Vous m’avez orienté vers la situation la plus efficace pour m’aider à passer à travers cette période difficile. Je sais très bien que vous auriez pu profiter de ma vulnérabilité afin de me faire choisir une solution plus payante pour vous. Bien au contraire, vous avez pris le temps de m’aider à me préparer à discuter avec mes créanciers, et ce, sans frais et sans que votre intervention soit nécessaire. J’ai obtenu bien plus que je ne le croyais. Je peux vous dire qu’aujourd’hui ma situation est redevenue telle qu’elle était avant mon ennui de santé. Merci pour votre honnêteté, votre intégrité, et pour les excellents conseils que vous m’avez offerts. Je recommanderai vos services sans aucune hésitation. »

LA SITUATION DE STÉPHANE

Tout se passait bien dans la vie de Stéphane. Il était en pleine santé, avait un bon boulot, des revenus intéressants, une maison qu’il payait depuis plusieurs années et une vie sociale bien remplie.

Jusqu’à ce que…

Un bon matin, Stéphane se lève, il ne se sent pas bien. Il se rend à l’hôpital où il apprend qu’il est en train de faire un infarctus. Heureusement, il a été vu à temps et se remet de cet épisode rapidement. Son médecin est cependant ferme; il doit prendre du repos durant plusieurs mois. Le problème est que Stéphane n’a aucune assurance salaire, il doit placer une demande afin d’obtenir des prestations d’assurance emploi. L’attente est longue et durant cette période Stéphane ne perçoit aucun revenu. Ses créanciers, eux, réclament leur versement mensuel.Stéphane devrait reprendre le travail dans quelques mois, mais il ne sera probablement jamais en mesure de rattraper le retard sur ses versements. Du moins, c’est ce qu’il croit. Cette situation génère un stress dont Stéphane n’a pas besoin durant sa convalescence.

Il prend donc rendez-vous avec un conseiller chez BRESSE, Syndics et Gestionnaires.

Stéphane a une maison qui est payée à plus de 50 %, une voiture libre de tout financement, une marge de crédit de 25 000 $ dans une banque bien connue et une carte de crédit dont le solde autorisé est loin d’être atteint.

Il est donc hors de question qu’il fasse faillite.

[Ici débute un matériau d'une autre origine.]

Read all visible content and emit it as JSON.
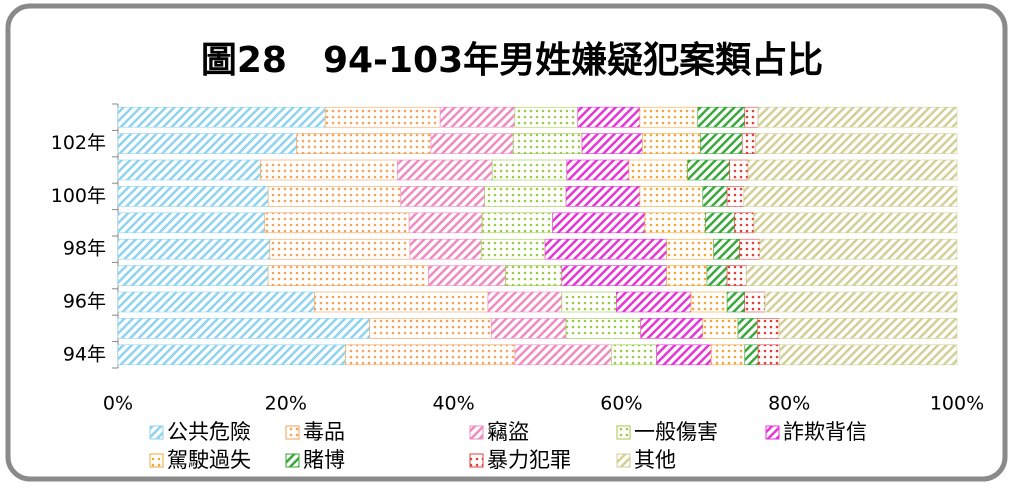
{
  "chart_data": {
    "type": "stacked_barh",
    "title": "圖28　94-103年男姓嫌疑犯案類占比",
    "categories": [
      "94年",
      null,
      "96年",
      null,
      "98年",
      null,
      "100年",
      null,
      "102年",
      null
    ],
    "series": [
      {
        "name": "公共危險",
        "color": "#8fd3ef",
        "values": [
          27.1,
          30.0,
          23.4,
          17.9,
          18.1,
          17.5,
          17.9,
          17.0,
          21.3,
          24.7
        ]
      },
      {
        "name": "毒品",
        "color": "#f5a25a",
        "values": [
          20.2,
          14.5,
          20.7,
          19.1,
          16.7,
          17.2,
          15.8,
          16.3,
          16.0,
          13.7
        ]
      },
      {
        "name": "竊盜",
        "color": "#f08bc0",
        "values": [
          11.5,
          8.9,
          8.8,
          9.2,
          8.5,
          8.7,
          10.0,
          11.3,
          9.8,
          8.9
        ]
      },
      {
        "name": "一般傷害",
        "color": "#9ccb4a",
        "values": [
          5.4,
          8.9,
          6.5,
          6.7,
          7.6,
          8.4,
          9.7,
          8.9,
          8.2,
          7.5
        ]
      },
      {
        "name": "詐欺背信",
        "color": "#e536d6",
        "values": [
          6.5,
          7.4,
          8.9,
          12.5,
          14.5,
          11.0,
          8.8,
          7.4,
          7.2,
          7.4
        ]
      },
      {
        "name": "駕駛過失",
        "color": "#f3a73a",
        "values": [
          4.0,
          4.2,
          4.3,
          4.8,
          5.6,
          7.2,
          7.5,
          7.0,
          6.9,
          6.9
        ]
      },
      {
        "name": "賭博",
        "color": "#3aa83a",
        "values": [
          1.6,
          2.3,
          2.1,
          2.4,
          3.1,
          3.5,
          2.9,
          5.0,
          5.0,
          5.6
        ]
      },
      {
        "name": "暴力犯罪",
        "color": "#e0403a",
        "values": [
          2.6,
          2.6,
          2.4,
          2.3,
          2.4,
          2.3,
          2.0,
          2.2,
          1.6,
          1.6
        ]
      },
      {
        "name": "其他",
        "color": "#d3cf96",
        "values": [
          21.1,
          21.2,
          22.9,
          25.1,
          23.5,
          24.2,
          25.4,
          24.9,
          24.0,
          23.7
        ]
      }
    ],
    "xlim": [
      0,
      100
    ],
    "xticks": [
      {
        "value": 0,
        "label": "0%"
      },
      {
        "value": 20,
        "label": "20%"
      },
      {
        "value": 40,
        "label": "40%"
      },
      {
        "value": 60,
        "label": "60%"
      },
      {
        "value": 80,
        "label": "80%"
      },
      {
        "value": 100,
        "label": "100%"
      }
    ],
    "legend": "bottom"
  }
}
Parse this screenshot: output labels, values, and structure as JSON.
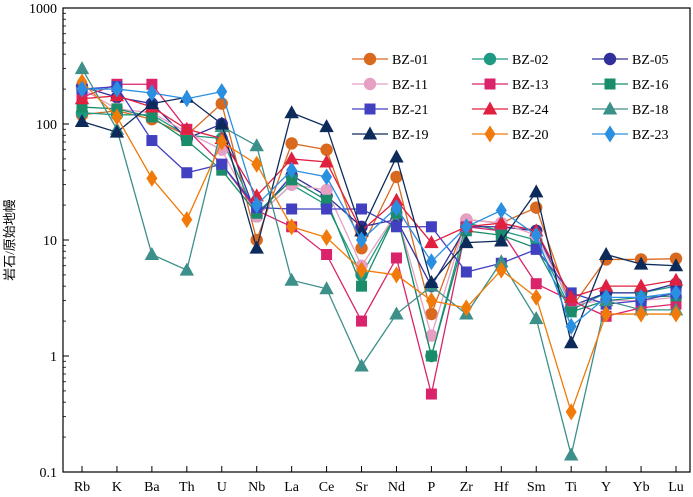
{
  "chart_data": {
    "type": "line",
    "title": "",
    "xlabel": "",
    "ylabel": "岩石/原始地幔",
    "y_scale": "log",
    "ylim": [
      0.1,
      1000
    ],
    "y_ticks": [
      {
        "value": 1000,
        "label": "1000"
      },
      {
        "value": 100,
        "label": "100"
      },
      {
        "value": 10,
        "label": "10"
      },
      {
        "value": 1,
        "label": "1"
      },
      {
        "value": 0.1,
        "label": "0.1"
      }
    ],
    "categories": [
      "Rb",
      "K",
      "Ba",
      "Th",
      "U",
      "Nb",
      "La",
      "Ce",
      "Sr",
      "Nd",
      "P",
      "Zr",
      "Hf",
      "Sm",
      "Ti",
      "Y",
      "Yb",
      "Lu"
    ],
    "legend_position": "top-right",
    "legend_columns": 3,
    "series": [
      {
        "name": "BZ-01",
        "color": "#d9691f",
        "marker": "circle",
        "values": [
          120,
          130,
          110,
          80,
          150,
          10,
          68,
          60,
          8.5,
          35,
          2.3,
          15,
          14,
          19,
          2.6,
          6.8,
          6.8,
          6.9
        ]
      },
      {
        "name": "BZ-02",
        "color": "#1f9a82",
        "marker": "circle",
        "values": [
          125,
          120,
          120,
          80,
          75,
          16,
          30,
          20,
          5,
          17,
          1.0,
          14,
          12,
          10,
          2.5,
          3.5,
          3.5,
          4.0
        ]
      },
      {
        "name": "BZ-05",
        "color": "#30309a",
        "marker": "circle",
        "values": [
          210,
          170,
          150,
          75,
          100,
          16,
          36,
          24,
          13,
          15,
          4.0,
          13,
          13,
          12,
          2.7,
          3.5,
          3.5,
          4.2
        ]
      },
      {
        "name": "BZ-11",
        "color": "#e6a0c4",
        "marker": "circle",
        "values": [
          200,
          135,
          125,
          85,
          60,
          16,
          30,
          27,
          6,
          17,
          1.5,
          15,
          14,
          11,
          2.8,
          3.0,
          3.0,
          3.2
        ]
      },
      {
        "name": "BZ-13",
        "color": "#d9246b",
        "marker": "square",
        "values": [
          170,
          220,
          220,
          90,
          45,
          18,
          13,
          7.5,
          2.0,
          7.0,
          0.47,
          13,
          12,
          4.2,
          3.0,
          2.2,
          2.6,
          2.8
        ]
      },
      {
        "name": "BZ-16",
        "color": "#1a8c6a",
        "marker": "square",
        "values": [
          140,
          135,
          115,
          72,
          40,
          17,
          33,
          22,
          4.0,
          17,
          1.0,
          12,
          11,
          8.5,
          2.4,
          3.0,
          3.2,
          3.3
        ]
      },
      {
        "name": "BZ-21",
        "color": "#4040c0",
        "marker": "square",
        "values": [
          200,
          210,
          72,
          38,
          45,
          19,
          18.5,
          18.5,
          18.5,
          13,
          13,
          5.3,
          6.3,
          8.3,
          3.5,
          2.8,
          3.0,
          3.5
        ]
      },
      {
        "name": "BZ-24",
        "color": "#e0203f",
        "marker": "triangle",
        "values": [
          165,
          175,
          140,
          90,
          75,
          24,
          50,
          47,
          12,
          22,
          9.5,
          13,
          14,
          12,
          3.2,
          4.0,
          4.0,
          4.5
        ]
      },
      {
        "name": "BZ-18",
        "color": "#3d8f8a",
        "marker": "triangle",
        "values": [
          300,
          90,
          7.5,
          5.5,
          95,
          65,
          4.5,
          3.8,
          0.82,
          2.3,
          4.0,
          2.3,
          6.5,
          2.1,
          0.14,
          3.0,
          2.5,
          2.5
        ]
      },
      {
        "name": "BZ-19",
        "color": "#0d2b5a",
        "marker": "triangle",
        "values": [
          105,
          85,
          150,
          170,
          100,
          8.5,
          125,
          95,
          12,
          52,
          4.3,
          9.5,
          9.8,
          26,
          1.3,
          7.5,
          6.2,
          6.0
        ]
      },
      {
        "name": "BZ-20",
        "color": "#f07a0a",
        "marker": "diamond",
        "values": [
          230,
          115,
          34,
          15,
          70,
          45,
          13,
          10.5,
          5.5,
          5.0,
          3.0,
          2.6,
          5.5,
          3.2,
          0.33,
          2.3,
          2.3,
          2.3
        ]
      },
      {
        "name": "BZ-23",
        "color": "#2a8fe0",
        "marker": "diamond",
        "values": [
          200,
          200,
          185,
          165,
          190,
          20,
          40,
          35,
          10,
          19,
          6.5,
          13,
          18,
          11,
          1.8,
          3.2,
          3.2,
          3.5
        ]
      }
    ]
  }
}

LA SOLUTION CHOISIE PAR STÉPHANE

Stéphane a communiqué avec ses créanciers afin de leur expliquer sa situation et leur demander d’être patients.

Stéphane a été très surpris par l’accueil de ses créanciers. Ils lui ont même proposé de suspendre ses versements pour quelques mois, afin de lui permettre de bien se remettre sur pieds.

Son créancier hypothécaire lui a donné rendez-vous après sa convalescence pour renégocier son hypothèque et lui octroyer une marge de crédit afin de concentrer ses dettes à un seul endroit.

Stéphane a pu agir à temps, grâce aux bons conseils de BRESSE, Syndics et Gestionnaires.